A dream would seem a plausible pretext for a ballet whose scenes don’t cohere and whose schematic characters don’t develop. McGregor has translated Niffenegger’s dark imaginings from page to stage in a faux-naif fashion, relying on projected captions to keep the story going. Deepres’s animations of ominous black birds are far more evocative of an alternative state of being than anything McGregor can suggest in dance – especially for the corps de ballet of ravens.
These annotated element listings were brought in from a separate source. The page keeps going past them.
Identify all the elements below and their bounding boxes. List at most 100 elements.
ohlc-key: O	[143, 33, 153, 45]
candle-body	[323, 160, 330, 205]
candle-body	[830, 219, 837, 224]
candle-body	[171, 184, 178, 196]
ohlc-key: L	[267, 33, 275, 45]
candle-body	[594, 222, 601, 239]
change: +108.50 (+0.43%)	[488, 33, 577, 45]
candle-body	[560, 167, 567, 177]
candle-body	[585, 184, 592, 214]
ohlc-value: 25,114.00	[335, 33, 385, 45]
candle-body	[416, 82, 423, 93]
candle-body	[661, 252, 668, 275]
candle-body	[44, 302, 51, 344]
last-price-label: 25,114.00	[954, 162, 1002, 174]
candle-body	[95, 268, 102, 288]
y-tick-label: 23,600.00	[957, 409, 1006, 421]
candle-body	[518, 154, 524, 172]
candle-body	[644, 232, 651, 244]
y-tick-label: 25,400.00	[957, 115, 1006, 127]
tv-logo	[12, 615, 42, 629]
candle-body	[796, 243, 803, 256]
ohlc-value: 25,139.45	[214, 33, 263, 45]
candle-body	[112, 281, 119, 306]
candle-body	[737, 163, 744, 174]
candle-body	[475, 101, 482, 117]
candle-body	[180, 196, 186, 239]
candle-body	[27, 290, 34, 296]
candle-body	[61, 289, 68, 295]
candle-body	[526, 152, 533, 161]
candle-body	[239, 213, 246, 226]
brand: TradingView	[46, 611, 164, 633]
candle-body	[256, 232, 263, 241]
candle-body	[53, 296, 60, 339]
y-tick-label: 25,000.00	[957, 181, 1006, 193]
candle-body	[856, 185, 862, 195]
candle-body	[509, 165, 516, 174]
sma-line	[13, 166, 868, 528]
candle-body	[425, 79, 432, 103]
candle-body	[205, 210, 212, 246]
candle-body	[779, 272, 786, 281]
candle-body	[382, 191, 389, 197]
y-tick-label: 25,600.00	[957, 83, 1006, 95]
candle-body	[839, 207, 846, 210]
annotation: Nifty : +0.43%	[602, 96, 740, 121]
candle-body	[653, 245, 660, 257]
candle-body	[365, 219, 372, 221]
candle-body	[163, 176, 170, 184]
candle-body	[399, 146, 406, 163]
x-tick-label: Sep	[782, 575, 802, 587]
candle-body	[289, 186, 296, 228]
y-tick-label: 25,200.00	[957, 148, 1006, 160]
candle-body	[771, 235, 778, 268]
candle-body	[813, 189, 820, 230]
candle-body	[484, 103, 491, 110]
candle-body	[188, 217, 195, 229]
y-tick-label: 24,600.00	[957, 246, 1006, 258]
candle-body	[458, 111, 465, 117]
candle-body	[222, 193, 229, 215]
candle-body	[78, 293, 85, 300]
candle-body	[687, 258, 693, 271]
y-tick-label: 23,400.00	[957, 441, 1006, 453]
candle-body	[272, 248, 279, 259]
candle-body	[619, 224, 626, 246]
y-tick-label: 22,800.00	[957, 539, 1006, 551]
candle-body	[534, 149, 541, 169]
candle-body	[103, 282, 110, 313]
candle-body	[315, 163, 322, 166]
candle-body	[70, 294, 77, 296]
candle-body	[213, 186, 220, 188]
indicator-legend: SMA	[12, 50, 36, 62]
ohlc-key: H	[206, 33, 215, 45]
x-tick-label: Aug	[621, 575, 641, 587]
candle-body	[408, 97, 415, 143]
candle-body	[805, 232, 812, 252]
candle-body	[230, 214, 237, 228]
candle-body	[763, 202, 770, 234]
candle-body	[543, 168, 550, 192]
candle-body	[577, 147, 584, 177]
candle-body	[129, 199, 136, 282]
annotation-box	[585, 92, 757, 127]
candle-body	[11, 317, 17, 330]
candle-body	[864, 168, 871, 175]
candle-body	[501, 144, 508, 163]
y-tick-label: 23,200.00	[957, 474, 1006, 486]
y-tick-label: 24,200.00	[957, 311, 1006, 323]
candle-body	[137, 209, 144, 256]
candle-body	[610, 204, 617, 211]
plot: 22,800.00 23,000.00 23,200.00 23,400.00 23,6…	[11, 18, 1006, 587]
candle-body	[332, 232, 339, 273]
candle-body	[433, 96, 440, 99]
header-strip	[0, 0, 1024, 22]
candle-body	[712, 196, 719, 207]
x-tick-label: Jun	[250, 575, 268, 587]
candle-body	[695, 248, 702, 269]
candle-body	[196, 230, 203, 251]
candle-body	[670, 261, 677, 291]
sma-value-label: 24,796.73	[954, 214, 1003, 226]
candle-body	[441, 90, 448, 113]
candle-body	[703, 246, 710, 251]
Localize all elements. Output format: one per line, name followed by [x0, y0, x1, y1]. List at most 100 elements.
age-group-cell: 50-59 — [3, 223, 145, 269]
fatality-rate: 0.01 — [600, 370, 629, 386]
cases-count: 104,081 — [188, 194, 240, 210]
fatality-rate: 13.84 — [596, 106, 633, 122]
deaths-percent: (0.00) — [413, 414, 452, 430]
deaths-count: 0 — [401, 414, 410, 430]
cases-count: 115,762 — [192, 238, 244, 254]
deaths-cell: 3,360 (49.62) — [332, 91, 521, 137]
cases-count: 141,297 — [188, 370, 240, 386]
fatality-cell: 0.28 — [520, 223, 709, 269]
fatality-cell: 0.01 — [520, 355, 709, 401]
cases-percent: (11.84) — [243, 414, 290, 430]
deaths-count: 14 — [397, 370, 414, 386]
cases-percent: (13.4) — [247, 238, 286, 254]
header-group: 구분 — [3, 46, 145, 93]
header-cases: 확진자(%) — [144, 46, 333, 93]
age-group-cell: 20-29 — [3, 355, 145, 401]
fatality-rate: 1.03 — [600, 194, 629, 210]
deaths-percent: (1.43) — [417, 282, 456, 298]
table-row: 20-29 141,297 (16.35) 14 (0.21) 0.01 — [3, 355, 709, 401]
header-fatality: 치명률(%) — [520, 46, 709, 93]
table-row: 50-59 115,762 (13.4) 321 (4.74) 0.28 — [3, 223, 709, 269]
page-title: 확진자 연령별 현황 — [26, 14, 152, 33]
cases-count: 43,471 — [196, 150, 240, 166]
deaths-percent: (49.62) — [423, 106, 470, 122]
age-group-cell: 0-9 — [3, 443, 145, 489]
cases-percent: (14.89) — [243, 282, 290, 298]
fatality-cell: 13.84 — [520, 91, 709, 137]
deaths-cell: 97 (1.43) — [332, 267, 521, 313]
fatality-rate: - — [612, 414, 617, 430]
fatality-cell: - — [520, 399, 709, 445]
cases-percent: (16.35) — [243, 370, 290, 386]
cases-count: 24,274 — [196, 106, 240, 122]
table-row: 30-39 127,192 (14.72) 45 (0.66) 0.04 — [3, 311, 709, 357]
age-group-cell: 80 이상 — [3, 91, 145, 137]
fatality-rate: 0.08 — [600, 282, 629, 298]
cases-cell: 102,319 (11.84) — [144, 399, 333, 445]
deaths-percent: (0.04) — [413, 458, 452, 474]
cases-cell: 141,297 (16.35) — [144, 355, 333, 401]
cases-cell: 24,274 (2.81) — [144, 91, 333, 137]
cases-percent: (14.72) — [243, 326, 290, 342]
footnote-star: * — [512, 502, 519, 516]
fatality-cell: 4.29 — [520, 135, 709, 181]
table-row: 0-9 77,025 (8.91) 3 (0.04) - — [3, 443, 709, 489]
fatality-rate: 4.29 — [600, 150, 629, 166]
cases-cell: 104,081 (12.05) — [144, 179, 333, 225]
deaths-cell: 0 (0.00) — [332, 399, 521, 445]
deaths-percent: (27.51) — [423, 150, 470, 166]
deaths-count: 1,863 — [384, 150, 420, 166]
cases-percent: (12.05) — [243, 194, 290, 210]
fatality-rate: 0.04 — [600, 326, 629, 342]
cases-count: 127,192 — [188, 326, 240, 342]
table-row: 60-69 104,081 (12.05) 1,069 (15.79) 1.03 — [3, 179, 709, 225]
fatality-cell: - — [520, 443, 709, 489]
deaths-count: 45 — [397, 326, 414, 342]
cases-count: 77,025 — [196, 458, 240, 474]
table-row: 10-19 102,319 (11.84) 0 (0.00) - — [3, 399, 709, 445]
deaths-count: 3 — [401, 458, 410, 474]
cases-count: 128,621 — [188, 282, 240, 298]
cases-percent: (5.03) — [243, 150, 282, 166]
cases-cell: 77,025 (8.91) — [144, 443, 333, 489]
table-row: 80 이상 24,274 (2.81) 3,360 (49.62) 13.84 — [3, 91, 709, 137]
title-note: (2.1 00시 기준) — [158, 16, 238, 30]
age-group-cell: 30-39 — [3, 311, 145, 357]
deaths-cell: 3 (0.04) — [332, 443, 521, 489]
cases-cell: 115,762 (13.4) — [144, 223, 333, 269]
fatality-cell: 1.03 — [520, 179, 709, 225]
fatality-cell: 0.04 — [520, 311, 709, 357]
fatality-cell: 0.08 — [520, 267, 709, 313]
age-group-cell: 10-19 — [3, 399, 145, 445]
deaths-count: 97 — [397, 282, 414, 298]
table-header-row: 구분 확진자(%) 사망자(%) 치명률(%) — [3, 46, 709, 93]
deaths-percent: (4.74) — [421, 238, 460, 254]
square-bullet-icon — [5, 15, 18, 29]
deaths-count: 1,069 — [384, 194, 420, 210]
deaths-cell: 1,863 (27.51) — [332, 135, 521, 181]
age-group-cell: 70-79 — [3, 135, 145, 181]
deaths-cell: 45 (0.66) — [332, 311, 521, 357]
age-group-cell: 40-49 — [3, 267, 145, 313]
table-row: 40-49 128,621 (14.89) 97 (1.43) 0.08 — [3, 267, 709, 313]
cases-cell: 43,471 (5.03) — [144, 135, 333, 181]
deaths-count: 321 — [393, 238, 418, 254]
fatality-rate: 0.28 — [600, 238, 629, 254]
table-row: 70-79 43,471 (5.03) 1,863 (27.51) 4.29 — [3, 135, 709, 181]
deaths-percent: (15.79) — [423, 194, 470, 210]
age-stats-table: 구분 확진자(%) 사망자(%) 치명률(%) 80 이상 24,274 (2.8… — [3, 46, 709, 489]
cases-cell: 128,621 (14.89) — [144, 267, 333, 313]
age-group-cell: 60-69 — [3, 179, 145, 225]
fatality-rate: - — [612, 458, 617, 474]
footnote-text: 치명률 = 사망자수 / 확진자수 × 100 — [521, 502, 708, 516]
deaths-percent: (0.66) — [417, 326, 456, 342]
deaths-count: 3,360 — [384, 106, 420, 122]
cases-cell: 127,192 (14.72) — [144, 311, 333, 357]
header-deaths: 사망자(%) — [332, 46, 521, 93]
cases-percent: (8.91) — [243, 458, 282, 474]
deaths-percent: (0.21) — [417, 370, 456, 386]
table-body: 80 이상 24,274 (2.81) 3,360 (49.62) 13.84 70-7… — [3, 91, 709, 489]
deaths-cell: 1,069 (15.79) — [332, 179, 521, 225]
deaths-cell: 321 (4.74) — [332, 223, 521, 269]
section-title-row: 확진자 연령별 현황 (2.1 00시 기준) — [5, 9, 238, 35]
Lamb gives the Raven Girl a febrile intensity without being able to make us suffer her sense of being trapped in an alien body, since her choreography is unrevealing. We don’t know, for example, what she feels about her beautiful transplanted wings; we realise she has to lose them to be able to dance the ecstatic final pas de deux.
At this stage, Raven Girl seems a work in transition. Its longueurs need tightening, an inexplicable ‘19th century couple’excised, solos for important characters expanded, and more light thrown on the goings-on.
In the second half of the programme, Balanchine’s Symphony in C is clarity itself. The Royal Ballet’s tendency to dance Balanchine too daintily was offset by the boldness of Zenaida Yanowsky and her prince of a partner, Ryoichi Hirano, in the first movement, and by Marianela Nunez and Thiago Soares in the sublime adagio. Nunez has learnt to soften her superb technique so that she seems to need an adoring partner to assist her, instead of being a gloriously self-sufficient ballerina. And what an effective applause machine the last movement is, everyone in the air at the same time – thank you!